To arrive at this conclusion, a multi-institutional team of Chinese researchers first recruited 136 volunteers from the Beijing Chaoyang Hospital. The participants were selected on the basis of having had an influenza-like respiratory illness or the common cold at least four times in the past calendar year.
The study, a "randomized, double-blind, placebo-controlled, prospective trial," lasted for 12 weeks, during which the participants were divided into two groups. Each group was given either a 150 milliliter (mL) placebo or 150 mL probiotic drink to be taken after lunch every day. Daily questionnaires were administered to ensure subject compliance and to monitor the participants’ health. Additionally, blood and fecal samples were collected prior to and after the 12-week experiment.
The probiotics used in the study were supplied by Danish bioscience company, Chr. Hansen. Both drinks contained the starter strains Lactobacillus bulgaricus and Streptococcus thermophiles. The probiotic beverage also included Lactobacillus paracasei and Chr. Hansen-brand probiotic strains Lactobacillus fermentum PCC and Lactobacillus casei 431.

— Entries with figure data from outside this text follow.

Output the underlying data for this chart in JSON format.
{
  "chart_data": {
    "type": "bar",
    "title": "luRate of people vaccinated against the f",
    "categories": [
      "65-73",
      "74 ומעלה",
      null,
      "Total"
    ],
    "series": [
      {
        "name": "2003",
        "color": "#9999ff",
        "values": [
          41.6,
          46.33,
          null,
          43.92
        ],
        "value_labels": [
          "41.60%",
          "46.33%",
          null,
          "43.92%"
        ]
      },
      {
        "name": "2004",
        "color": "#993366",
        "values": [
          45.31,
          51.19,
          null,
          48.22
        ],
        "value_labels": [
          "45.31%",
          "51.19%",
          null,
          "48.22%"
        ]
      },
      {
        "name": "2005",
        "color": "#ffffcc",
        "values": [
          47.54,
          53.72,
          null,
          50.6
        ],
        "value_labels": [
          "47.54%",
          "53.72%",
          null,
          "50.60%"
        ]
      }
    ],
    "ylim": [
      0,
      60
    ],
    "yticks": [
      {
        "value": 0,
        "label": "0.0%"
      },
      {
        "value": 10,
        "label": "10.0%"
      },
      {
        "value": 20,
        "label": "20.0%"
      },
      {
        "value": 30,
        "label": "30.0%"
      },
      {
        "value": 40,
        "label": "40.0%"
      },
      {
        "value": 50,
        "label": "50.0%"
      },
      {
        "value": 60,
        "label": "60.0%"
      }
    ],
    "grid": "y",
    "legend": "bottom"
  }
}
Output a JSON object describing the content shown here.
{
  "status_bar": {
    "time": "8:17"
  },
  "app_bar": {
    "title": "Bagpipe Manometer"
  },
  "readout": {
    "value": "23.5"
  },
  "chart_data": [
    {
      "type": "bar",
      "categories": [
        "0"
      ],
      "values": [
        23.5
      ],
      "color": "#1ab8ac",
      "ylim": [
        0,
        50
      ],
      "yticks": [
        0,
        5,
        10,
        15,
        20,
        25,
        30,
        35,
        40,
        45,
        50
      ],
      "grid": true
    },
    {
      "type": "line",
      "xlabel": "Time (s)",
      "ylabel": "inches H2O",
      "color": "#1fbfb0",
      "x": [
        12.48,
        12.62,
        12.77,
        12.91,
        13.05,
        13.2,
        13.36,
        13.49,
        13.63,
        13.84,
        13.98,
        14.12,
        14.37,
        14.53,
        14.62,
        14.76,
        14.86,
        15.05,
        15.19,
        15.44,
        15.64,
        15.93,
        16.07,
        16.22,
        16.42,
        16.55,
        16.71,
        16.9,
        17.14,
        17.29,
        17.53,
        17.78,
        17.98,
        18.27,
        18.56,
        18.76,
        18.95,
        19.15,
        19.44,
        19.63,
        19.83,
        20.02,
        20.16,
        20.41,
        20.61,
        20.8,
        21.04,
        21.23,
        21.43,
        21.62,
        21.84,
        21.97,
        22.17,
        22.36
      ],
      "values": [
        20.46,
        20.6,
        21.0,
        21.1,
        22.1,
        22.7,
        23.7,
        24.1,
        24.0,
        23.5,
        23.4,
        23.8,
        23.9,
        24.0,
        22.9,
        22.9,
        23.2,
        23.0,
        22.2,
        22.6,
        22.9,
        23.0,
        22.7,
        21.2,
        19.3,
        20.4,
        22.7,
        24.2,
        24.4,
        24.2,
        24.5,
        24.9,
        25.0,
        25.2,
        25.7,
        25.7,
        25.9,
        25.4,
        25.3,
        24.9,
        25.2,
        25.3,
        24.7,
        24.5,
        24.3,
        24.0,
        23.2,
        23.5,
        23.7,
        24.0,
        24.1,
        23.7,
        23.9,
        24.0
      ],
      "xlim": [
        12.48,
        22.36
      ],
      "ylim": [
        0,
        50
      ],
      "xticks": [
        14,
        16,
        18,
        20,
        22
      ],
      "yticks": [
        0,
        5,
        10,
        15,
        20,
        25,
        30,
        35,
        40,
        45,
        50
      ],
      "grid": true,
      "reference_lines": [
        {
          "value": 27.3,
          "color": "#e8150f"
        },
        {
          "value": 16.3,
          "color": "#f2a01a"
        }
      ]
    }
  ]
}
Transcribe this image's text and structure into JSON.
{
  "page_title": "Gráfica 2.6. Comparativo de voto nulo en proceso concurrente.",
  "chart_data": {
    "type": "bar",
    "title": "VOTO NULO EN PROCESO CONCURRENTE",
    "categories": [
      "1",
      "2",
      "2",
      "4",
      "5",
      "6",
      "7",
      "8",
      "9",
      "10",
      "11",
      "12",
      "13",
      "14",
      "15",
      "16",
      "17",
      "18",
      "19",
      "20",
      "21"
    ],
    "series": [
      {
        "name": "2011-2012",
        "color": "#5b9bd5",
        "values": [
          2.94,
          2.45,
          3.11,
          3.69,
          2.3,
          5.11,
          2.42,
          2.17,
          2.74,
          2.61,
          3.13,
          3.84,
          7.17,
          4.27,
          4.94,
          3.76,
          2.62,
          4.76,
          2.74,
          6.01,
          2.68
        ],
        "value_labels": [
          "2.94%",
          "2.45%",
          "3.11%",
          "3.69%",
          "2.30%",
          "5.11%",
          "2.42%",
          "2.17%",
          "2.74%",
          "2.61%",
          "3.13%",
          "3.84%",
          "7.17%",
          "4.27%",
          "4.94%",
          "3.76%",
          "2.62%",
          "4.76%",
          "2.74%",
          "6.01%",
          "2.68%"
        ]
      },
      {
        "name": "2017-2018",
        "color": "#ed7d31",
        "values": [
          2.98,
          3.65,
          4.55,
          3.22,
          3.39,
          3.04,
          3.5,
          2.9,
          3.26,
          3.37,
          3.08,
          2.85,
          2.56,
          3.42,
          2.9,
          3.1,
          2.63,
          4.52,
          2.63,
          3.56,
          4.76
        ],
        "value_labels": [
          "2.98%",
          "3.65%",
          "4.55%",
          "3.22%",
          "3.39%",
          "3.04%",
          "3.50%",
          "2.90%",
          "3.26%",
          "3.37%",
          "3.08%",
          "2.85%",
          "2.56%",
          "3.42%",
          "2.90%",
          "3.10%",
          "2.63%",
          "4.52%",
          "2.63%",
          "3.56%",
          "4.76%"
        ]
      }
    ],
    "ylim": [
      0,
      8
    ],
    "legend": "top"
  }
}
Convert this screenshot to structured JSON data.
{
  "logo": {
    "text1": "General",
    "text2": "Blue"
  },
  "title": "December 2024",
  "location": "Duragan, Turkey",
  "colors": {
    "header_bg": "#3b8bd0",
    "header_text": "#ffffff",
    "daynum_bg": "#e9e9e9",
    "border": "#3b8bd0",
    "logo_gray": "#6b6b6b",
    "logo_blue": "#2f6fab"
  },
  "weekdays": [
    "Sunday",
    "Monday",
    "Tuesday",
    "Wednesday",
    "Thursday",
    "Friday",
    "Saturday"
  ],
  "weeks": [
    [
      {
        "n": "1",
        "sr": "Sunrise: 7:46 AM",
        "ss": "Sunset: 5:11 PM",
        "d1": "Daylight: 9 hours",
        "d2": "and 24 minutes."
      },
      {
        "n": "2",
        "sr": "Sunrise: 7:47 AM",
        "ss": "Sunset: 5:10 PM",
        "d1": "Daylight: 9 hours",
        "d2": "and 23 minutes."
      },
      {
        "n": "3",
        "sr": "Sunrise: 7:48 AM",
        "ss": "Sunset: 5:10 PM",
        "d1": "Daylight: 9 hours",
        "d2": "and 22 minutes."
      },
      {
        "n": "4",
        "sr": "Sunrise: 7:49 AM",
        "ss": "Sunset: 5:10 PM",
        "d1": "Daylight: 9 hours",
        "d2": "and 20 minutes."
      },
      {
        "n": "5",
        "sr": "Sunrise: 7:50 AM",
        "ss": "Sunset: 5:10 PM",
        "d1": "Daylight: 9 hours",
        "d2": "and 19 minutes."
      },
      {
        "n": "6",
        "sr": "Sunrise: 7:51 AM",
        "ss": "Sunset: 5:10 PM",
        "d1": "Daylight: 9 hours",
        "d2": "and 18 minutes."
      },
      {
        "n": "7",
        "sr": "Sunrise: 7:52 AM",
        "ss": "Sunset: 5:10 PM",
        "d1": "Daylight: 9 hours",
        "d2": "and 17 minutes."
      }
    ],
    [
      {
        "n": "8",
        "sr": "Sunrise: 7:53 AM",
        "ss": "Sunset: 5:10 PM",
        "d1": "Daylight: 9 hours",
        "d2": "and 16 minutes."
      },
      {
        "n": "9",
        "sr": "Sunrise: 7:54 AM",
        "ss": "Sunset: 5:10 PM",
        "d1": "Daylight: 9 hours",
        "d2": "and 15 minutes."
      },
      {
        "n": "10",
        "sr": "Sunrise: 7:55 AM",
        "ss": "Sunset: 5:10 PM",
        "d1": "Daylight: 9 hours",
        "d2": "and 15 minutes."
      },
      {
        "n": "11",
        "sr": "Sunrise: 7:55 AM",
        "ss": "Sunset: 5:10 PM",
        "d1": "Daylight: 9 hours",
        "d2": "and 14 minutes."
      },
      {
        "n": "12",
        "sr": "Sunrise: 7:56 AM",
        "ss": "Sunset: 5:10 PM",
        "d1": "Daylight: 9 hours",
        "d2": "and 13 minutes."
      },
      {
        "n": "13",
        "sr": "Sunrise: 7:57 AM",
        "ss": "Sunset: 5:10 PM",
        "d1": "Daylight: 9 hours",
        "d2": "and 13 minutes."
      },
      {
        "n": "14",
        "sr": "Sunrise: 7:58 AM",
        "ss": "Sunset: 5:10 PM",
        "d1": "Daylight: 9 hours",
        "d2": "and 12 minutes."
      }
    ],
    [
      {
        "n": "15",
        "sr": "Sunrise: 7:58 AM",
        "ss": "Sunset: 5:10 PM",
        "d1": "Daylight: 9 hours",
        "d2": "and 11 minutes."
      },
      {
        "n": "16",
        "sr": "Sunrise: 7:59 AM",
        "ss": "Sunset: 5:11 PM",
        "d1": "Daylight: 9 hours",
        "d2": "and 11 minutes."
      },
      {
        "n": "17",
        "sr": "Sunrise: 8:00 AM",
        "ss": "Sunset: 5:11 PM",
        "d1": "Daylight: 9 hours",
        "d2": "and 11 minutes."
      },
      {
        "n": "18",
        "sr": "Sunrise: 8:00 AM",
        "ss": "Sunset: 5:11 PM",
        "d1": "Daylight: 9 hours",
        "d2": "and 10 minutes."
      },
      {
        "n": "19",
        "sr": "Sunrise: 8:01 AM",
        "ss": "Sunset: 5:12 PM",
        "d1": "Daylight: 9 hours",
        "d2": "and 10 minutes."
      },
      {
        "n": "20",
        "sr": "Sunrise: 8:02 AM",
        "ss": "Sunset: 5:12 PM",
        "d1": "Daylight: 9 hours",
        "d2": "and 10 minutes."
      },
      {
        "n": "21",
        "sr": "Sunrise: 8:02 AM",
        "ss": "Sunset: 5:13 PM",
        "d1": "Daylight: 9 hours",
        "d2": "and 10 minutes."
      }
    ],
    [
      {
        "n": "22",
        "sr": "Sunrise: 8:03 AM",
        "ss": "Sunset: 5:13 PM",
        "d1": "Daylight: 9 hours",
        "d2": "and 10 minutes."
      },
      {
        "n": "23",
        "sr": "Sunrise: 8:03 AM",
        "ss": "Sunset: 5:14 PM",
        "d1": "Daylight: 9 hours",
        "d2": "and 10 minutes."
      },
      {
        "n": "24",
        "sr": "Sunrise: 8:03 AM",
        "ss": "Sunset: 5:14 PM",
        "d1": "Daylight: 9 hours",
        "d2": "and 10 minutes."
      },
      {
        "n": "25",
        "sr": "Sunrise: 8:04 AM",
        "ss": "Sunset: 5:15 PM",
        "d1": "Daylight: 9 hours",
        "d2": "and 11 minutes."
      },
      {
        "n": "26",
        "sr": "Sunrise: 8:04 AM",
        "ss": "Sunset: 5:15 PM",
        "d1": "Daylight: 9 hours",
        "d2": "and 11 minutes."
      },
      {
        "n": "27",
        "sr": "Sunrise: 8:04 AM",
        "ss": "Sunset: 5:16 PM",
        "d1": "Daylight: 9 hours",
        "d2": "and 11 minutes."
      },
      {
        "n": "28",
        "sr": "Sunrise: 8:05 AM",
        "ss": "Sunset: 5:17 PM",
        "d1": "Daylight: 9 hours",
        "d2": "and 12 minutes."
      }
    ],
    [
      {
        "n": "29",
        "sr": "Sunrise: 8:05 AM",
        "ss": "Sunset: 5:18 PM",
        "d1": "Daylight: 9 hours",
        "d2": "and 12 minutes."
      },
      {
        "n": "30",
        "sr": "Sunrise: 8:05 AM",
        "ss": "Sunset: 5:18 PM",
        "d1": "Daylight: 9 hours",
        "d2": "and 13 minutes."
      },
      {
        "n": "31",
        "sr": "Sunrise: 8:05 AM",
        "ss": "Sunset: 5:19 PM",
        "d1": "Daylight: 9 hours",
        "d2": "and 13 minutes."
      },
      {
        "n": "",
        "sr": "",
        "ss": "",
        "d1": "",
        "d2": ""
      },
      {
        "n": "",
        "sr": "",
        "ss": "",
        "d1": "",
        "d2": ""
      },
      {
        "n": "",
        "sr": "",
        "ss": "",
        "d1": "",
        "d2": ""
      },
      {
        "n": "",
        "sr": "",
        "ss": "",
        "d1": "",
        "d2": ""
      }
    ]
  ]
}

Around 14 participants had developed an influenza-like illness by the conclusion of the study. This condition was defined as having a body temperature of above 38 degrees Celsius (100 degrees Fahrenheit) and any of the symptoms associated with upper respiratory tract infection, like nasal congestion and muscle pain. Of the 14 participants, 11 were from the placebo group while the remaining three were from the probiotics group. (Related: Why You Still Got Sick Despite Thinking You Ate Healthy.)
As per the researchers, this effect can be explained by the influence of probiotics on the blood and gut. "The findings of our study indicate that the combination of probiotics could reduce the incidence of the upper respiratory infection, which is possible by increasing the level of [interferon gamma] in the blood and [secretory immunoglobulin A] in the gut," they wrote.
Both interferon gamma and secretory immunoglobulin A play roles in our immunity. Interferon gamma "activates the bactericidal activities of macrophages, induces B cells to make opsonizing and complement-fixing antibodies, and leads to cell-mediated immunity," explained the researchers.
As per FoodsMatter.com, secretory immunoglobulin A is the primary immunoglobulin in our body’s mucus. It works by clinging to harmful substances, like bacteria and carcinogens, and ensnaring them in mucus. Secretory immunoglobulin A then neutralizes the detrimental toxins emitted by these substances before expelling them from the body via fecal matter.
While the results of the study have been nothing short of encouraging, the researchers have admitted that further investigation would be necessary. Specifically, more in vivo analyses to determine whether or not "probiotic-mediated immune stimulation" can truly increase one's resilience to disease and infection.